I don´t know how old you are now but I´m 47 and I had zero anatomy knowledge when
I was 40 and then started learning every day and I have been doing that for 7 years now
and it´s still really hard for me. It just takes a lot of time and anatomy, balanced / dynamic
figures is not easy
Yeah, I had some harsh critic not that long ago on my episodic God of Gears on Mythrill, but it just confused me more than anything. I know I'm not everyone's cup of tea and I'm fine with that. They left the review on episode 99... They read 99 episodes almost 99,000 words before they wrote this.... They found 1 typo and chose that hill to die on. It was corrected later, and I have no issue correcting typos if you let me know. But 99 episodes...

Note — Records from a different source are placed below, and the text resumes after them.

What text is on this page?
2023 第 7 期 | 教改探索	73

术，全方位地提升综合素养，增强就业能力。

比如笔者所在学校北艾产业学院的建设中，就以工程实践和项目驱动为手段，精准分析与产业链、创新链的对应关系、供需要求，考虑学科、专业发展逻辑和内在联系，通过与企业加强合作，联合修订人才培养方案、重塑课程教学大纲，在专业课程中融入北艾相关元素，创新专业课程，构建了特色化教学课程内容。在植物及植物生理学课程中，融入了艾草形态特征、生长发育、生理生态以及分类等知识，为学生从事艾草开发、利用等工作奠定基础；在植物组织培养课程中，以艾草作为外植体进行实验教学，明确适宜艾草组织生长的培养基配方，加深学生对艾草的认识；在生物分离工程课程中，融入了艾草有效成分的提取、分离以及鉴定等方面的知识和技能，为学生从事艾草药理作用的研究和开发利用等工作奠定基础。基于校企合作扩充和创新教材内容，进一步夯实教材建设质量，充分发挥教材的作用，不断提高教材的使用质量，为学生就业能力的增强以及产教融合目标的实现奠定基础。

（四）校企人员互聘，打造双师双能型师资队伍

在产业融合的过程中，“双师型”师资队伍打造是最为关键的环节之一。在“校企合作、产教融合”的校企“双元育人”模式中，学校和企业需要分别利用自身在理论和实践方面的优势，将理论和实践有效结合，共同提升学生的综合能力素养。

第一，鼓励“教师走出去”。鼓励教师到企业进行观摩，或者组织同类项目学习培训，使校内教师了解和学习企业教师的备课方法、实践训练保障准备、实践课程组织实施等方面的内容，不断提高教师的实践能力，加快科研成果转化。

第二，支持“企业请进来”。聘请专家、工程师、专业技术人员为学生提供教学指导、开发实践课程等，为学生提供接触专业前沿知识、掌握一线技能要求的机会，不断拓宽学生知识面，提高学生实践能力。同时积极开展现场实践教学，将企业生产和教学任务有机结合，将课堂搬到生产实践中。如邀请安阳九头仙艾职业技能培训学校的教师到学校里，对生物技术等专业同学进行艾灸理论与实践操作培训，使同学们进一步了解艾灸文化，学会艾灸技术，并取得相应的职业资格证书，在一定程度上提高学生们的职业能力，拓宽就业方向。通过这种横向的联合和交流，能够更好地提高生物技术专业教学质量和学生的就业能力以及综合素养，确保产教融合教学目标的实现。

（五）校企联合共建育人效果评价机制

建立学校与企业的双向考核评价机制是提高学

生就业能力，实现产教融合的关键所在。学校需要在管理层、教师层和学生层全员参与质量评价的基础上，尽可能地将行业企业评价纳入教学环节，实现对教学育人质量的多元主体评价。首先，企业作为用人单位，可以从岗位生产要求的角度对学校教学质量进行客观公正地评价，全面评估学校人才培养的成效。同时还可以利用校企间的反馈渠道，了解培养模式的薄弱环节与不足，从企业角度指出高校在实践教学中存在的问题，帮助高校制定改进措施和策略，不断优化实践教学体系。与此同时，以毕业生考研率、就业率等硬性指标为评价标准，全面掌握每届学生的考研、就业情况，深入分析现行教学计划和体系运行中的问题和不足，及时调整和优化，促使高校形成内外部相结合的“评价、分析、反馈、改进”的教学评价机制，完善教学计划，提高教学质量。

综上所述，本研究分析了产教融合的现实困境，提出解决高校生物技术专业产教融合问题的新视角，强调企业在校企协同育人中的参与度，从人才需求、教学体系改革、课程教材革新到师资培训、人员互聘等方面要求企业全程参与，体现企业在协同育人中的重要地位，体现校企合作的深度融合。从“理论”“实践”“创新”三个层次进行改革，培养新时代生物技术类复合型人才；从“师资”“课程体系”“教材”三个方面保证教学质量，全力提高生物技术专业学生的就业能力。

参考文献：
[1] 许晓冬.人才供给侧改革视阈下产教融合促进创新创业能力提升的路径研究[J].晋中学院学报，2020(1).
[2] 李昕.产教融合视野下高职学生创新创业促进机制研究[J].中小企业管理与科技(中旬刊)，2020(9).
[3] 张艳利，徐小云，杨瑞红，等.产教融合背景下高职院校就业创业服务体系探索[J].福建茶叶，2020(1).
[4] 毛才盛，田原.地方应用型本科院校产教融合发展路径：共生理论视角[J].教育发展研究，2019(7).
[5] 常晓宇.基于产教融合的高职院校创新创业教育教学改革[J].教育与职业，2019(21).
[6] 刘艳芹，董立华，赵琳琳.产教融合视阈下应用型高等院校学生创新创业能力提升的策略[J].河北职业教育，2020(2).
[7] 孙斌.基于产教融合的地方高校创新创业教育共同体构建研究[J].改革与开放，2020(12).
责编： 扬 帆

I can only really ever think of once, where a teacher said that my explicitly emaciated character (because they are a refugee living in a food crisis, this was and had to be explained as part of the assignment) was "too thin to be attractive" and made me change it for the assignment... He only did this for female characters (he made everyone change their female characters if they didn't look like they were from LoL).
Other than that I've had a lot of criticism, some harsh, some more kindly worded, some made me cry, but never really unjustified. There's always been something to gain from all the criticism I can remember even when it was difficult to swallow. The only really unjustified criticism is when it's given in direct contradiction to your stated goal and they have no explanation as to why your stated goal would be bad. Usually even criticism I disagree with or end up not taking I can see where they're coming from if they explain their reasoning and I gain a better understanding of their point of view.